Every time I meet a soldier, the film naturally comes up in conversation. They are fascinated, I believe, by the discovery in a casual conversation and the fact that (1) a woman is making a film about the Montagnards and Special Forces, (2) I know the term Montagnard, and (3) how I can see the connection between the Vietnam War and the war overseas today. It has happened several times over the past few months, and each time the response has been something to the effect of, "Please do us right. Tell our story, and let everyone know."
It genuinely brings tears to my eyes as I write it. I remember how they stare me dead in the eye, asking with such authority and simultaneously with such helplessness. I frequently feel so small and insignificant, but at those moments I realize that I've been charged with something so huge.

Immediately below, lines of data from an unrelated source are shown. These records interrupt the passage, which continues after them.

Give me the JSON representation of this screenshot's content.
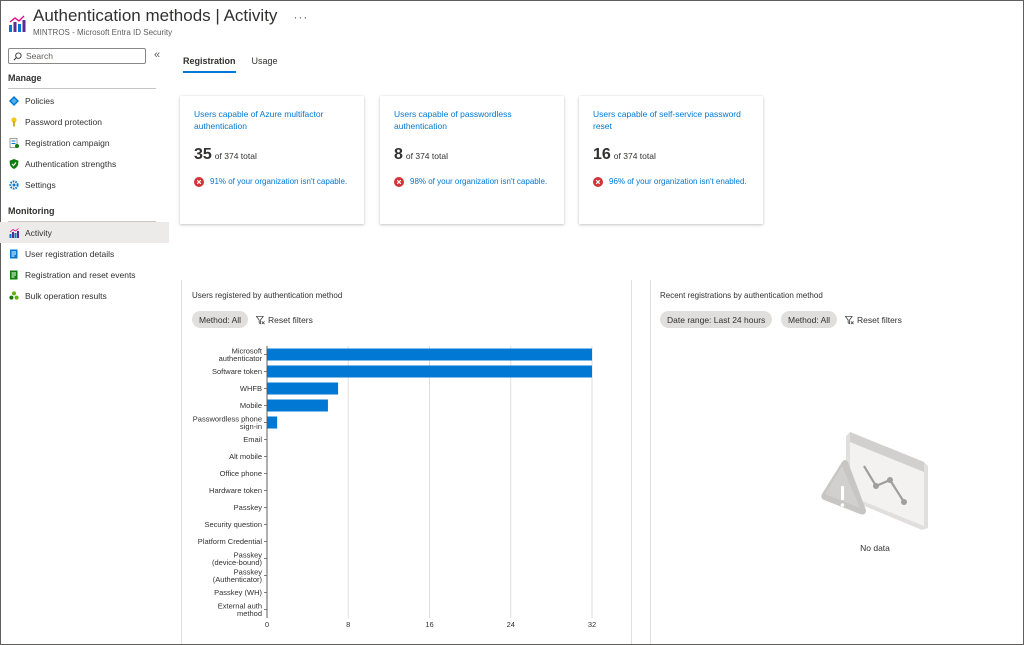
{
  "header": {
    "title": "Authentication methods | Activity",
    "subtitle": "MINTROS - Microsoft Entra ID Security",
    "more": "···"
  },
  "sidebar": {
    "search_placeholder": "Search",
    "collapse": "«",
    "manage_label": "Manage",
    "monitoring_label": "Monitoring",
    "manage_items": [
      {
        "label": "Policies",
        "icon": "diamond-icon"
      },
      {
        "label": "Password protection",
        "icon": "key-icon"
      },
      {
        "label": "Registration campaign",
        "icon": "campaign-icon"
      },
      {
        "label": "Authentication strengths",
        "icon": "shield-icon"
      },
      {
        "label": "Settings",
        "icon": "gear-icon"
      }
    ],
    "monitoring_items": [
      {
        "label": "Activity",
        "icon": "bar-chart-icon"
      },
      {
        "label": "User registration details",
        "icon": "user-details-icon"
      },
      {
        "label": "Registration and reset events",
        "icon": "events-icon"
      },
      {
        "label": "Bulk operation results",
        "icon": "people-icon"
      }
    ]
  },
  "tabs": [
    {
      "label": "Registration",
      "active": true
    },
    {
      "label": "Usage",
      "active": false
    }
  ],
  "cards": [
    {
      "title": "Users capable of Azure multifactor authentication",
      "count": "35",
      "of_total": "of 374 total",
      "warning": "91% of your organization isn't capable."
    },
    {
      "title": "Users capable of passwordless authentication",
      "count": "8",
      "of_total": "of 374 total",
      "warning": "98% of your organization isn't capable."
    },
    {
      "title": "Users capable of self-service password reset",
      "count": "16",
      "of_total": "of 374 total",
      "warning": "96% of your organization isn't enabled."
    }
  ],
  "left_panel": {
    "title": "Users registered by authentication method",
    "method_filter": "Method: All",
    "reset_filters": "Reset filters"
  },
  "right_panel": {
    "title": "Recent registrations by authentication method",
    "date_filter": "Date range: Last 24 hours",
    "method_filter": "Method: All",
    "reset_filters": "Reset filters",
    "no_data": "No data"
  },
  "colors": {
    "accent": "#0078d4",
    "error": "#d13438"
  },
  "chart_data": {
    "type": "bar",
    "orientation": "horizontal",
    "title": "",
    "xlabel": "",
    "ylabel": "",
    "categories": [
      [
        "Microsoft",
        "authenticator"
      ],
      [
        "Software token"
      ],
      [
        "WHFB"
      ],
      [
        "Mobile"
      ],
      [
        "Passwordless phone",
        "sign-in"
      ],
      [
        "Email"
      ],
      [
        "Alt mobile"
      ],
      [
        "Office phone"
      ],
      [
        "Hardware token"
      ],
      [
        "Passkey"
      ],
      [
        "Security question"
      ],
      [
        "Platform Credential"
      ],
      [
        "Passkey",
        "(device-bound)"
      ],
      [
        "Passkey",
        "(Authenticator)"
      ],
      [
        "Passkey (WH)"
      ],
      [
        "External auth",
        "method"
      ]
    ],
    "values": [
      32,
      32,
      7,
      6,
      1,
      0,
      0,
      0,
      0,
      0,
      0,
      0,
      0,
      0,
      0,
      0
    ],
    "xlim": [
      0,
      32
    ],
    "xticks": [
      0,
      8,
      16,
      24,
      32
    ],
    "grid": true,
    "color": "#0078d4"
  }
}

There's so much work left to be done, but we are moving along at a pace that we can bear. I work full time (as do many of my other volunteers), so nights and weekends are film time. But sometimes those things get interrupted by things that life brings with it: supporting family and friends, chores like paying bills or cleaning house, and every now and then mini-vacations to keep ourselves balanced.
Once we get the first draft finished, we'll review what we have and possibly reorganize some of the clips. At that point, we'll decide if we need a voiceover or not. Then we'll identify where we need to use still images, music and animated graphics. Once we get that official director's cut ready--the draft that is as polished as we think it can get--we'll show it to select audiences (or test groups) to see what the reactions are to the film. I think I'd like to have a few different test audiences. After that, we'll likely have some tweaks to make. Somewhere in there, we'll bring in the marketing / communications team. (Yay! Something that's familiar territory.) Then we will finally start to release it to broader, bigger audiences. And from that point forward, I imagine, it just might be coasting from there.
We'll need things like a learning center to share info about the Montagnards and Special Forces, bios for the cast and crew, a photo gallery, etc. And I imagine that we will need a press kit with some of that information available for download.
I'm incredibly anxious to keep things moving forward. But, I promise to keep updating this blog more often. It has clearly been neglected, which contradicts the amount of work that is still happening on the film.
Yes, I'm quite excited. Surry gave me another pep talk today. It was exactly what I needed to hear, and I'm so eternally grateful to him for the unending support and guidance he continues to provide. Perhaps I'll convince him to one day work on an autobiography! He's a fascinating person, full of talent, passion, wisdom, surprises and amazing stories.